In order to fully investigate this question‚ Andrew‚ Boone‚ Tong and their colleagues had to cross 5‚000 strains of yeast against each other‚ creating 12.5 million doubly defective strains. “It was a lot of fun‚ but it was definitely a lot of hard work‚” said Tong.
“The cool thing about this‚” says Dr. Boone‚ “is that Tong and I got together with a local biotech company and we built some robots that allowed us to cross all the genes together systematically.” So modern automation spared the scientists the arduous task of cross breeding 12.5 million strains of fungus by hand. The result was a “genetic network‚” a kind of abstract representation of all the genes in a species and how they interact with each other. If an individual carrying two defective genes dies‚ those genes are said to interact with each other—they are probably both involved in a similar biological process‚ and when both are defective the system collapses.
They found that there were 100‚000 pairs of defective genes that caused the yeast cells to die‚ or at the very least grow very slowly. For any one gene‚ they found on average that there were 30 other genes that if present in a defective form in the same yeast cell‚ caused the fungus to die.
“This means that genetic interaction networks are very complex and very common. So we think that the genetic basis of probably most of our inherited traits are associated with pairs of [defective genes] rather than [defections] in a single gene‚” said Dr. Boone. “This has huge implications for human disease.”
“We think the importance goes beyond just a bunch of yeast people being interested in how yeast behave‚” said Dr. Andrews‚ “this also tells us how these same genes must be networked and interacting with each other in human cells. So the implications extend beyond the coolness factor in yeast.”
In order for a defective gene to seriously affect you‚ you usually must carry two copies of the defective gene; albinos for example must carry two albino copies of the gene for skin colour‚ one from the mother and one from the father. So if a defective version of any gene doesn’t show up in an individual who has a normal copy of the gene as well as the defect‚ that means that the defective version can spread throughout the population before any people are born that carry two copies of the defective version. In this way diseases can pervade a population unnoticed.

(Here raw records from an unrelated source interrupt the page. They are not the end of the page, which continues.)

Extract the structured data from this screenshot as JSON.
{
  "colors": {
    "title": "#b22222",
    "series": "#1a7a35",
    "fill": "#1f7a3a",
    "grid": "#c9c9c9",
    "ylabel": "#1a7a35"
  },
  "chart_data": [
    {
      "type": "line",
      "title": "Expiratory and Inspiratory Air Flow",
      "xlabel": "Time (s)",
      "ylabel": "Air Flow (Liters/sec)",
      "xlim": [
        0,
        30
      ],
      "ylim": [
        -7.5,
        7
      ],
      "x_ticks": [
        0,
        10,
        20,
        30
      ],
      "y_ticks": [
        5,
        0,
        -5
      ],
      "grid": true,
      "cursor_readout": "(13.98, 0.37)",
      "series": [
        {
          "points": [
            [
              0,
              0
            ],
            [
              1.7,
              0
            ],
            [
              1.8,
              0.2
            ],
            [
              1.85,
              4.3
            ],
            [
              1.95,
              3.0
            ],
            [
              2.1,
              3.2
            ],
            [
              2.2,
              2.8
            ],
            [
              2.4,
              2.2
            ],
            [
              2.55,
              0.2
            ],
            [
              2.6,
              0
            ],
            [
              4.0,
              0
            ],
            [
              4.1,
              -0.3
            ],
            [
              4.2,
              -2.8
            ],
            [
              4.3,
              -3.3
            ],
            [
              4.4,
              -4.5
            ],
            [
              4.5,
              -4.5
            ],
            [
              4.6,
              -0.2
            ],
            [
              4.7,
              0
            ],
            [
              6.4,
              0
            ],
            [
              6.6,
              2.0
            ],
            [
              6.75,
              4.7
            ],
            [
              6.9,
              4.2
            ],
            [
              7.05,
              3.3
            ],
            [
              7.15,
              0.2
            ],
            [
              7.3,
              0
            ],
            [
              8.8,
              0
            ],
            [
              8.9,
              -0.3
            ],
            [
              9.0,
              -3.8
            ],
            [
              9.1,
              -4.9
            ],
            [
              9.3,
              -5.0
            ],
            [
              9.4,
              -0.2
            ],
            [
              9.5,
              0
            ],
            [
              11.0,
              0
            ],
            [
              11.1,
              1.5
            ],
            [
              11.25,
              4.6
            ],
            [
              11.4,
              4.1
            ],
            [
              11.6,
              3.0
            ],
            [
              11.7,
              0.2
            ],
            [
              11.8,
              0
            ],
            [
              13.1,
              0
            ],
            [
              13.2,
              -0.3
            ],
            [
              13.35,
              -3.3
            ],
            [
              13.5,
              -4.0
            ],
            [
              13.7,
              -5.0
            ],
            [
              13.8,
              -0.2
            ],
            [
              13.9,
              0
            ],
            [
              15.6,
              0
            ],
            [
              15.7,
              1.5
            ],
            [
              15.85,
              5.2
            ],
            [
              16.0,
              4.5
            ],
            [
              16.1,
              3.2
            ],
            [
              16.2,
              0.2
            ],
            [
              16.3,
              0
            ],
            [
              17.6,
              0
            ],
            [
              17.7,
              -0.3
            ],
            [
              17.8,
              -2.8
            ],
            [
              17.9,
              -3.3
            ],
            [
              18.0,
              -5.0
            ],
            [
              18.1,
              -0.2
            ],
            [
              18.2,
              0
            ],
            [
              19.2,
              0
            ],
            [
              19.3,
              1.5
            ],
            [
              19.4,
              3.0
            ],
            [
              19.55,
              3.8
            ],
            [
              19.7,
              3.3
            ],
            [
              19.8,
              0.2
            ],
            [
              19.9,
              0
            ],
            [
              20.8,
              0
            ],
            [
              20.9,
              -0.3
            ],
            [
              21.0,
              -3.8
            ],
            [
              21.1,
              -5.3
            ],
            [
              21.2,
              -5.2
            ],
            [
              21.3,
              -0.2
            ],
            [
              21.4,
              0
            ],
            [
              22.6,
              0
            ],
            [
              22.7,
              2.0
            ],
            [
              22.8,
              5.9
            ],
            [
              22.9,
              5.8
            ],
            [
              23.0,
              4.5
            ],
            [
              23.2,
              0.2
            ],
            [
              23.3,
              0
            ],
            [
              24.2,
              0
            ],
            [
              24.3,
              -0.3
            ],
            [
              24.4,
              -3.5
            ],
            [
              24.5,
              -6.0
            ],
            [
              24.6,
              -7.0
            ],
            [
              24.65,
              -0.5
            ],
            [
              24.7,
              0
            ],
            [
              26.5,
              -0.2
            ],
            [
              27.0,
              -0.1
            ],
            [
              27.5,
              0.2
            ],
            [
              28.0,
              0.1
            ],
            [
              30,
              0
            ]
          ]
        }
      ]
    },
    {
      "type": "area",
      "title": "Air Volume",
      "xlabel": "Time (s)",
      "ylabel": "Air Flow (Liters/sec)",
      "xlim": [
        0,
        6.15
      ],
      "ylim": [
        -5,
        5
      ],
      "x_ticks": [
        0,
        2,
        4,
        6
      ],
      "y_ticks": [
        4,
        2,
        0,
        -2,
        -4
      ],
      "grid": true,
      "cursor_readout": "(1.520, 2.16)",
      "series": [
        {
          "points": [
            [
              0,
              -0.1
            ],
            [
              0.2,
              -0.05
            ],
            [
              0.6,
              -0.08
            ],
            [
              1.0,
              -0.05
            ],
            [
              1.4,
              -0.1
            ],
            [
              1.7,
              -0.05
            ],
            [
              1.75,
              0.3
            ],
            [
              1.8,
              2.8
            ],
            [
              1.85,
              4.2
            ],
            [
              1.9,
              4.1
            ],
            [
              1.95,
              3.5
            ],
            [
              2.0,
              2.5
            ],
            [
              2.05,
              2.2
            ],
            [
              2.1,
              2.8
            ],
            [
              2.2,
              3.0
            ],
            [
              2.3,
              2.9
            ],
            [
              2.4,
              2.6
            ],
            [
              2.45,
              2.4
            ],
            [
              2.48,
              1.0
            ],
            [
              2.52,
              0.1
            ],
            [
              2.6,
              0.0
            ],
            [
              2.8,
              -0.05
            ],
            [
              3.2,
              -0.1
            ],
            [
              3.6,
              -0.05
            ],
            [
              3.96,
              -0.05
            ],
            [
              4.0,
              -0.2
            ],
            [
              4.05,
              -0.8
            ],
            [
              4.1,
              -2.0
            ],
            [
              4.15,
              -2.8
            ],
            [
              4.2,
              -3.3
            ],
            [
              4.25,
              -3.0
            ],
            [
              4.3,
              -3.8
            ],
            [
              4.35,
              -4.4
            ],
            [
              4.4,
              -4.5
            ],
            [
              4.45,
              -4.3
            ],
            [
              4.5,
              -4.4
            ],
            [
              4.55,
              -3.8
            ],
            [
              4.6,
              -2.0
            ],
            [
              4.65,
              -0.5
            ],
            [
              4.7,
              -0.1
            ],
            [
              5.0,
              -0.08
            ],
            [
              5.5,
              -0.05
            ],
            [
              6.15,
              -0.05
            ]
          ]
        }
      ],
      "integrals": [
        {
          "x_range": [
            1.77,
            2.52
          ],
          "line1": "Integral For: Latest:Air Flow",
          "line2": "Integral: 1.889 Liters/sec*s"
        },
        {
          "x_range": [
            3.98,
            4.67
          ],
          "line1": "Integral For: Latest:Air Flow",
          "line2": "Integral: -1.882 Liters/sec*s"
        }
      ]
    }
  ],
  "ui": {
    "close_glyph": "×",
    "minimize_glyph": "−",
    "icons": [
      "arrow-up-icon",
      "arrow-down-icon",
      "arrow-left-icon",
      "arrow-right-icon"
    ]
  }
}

Humans possess somewhere between 30‚000 and 50‚000 genes. To cross 30‚000 individuals‚ each defective in a single gene‚ would result in 450 million people defective in two genes.
If you apply the findings of this study to humans‚ “this means something like one per cent of all humans formed will be screwed up in a particular biological system [due to the presence of two defective genes]‚ which is about the level we see of inherited diseases in the human population‚” said Dr. Boone.
“The importance of this work cannot be overstated‚” says U of T geneticist Dr. Peter Roy‚ who works on a tiny species of worm. He will be using a similar technique on his worms to uncover the genetic interaction network in that species. The ultimate goal for all these researchers is to create a genetic interaction network in humans‚ but in the meantime they must settle for studies on simpler species. Worms are far more closely related to humans than yeast‚ so what Roy finds out will bring us even closer to understanding the genetic basis for hundreds of human disease.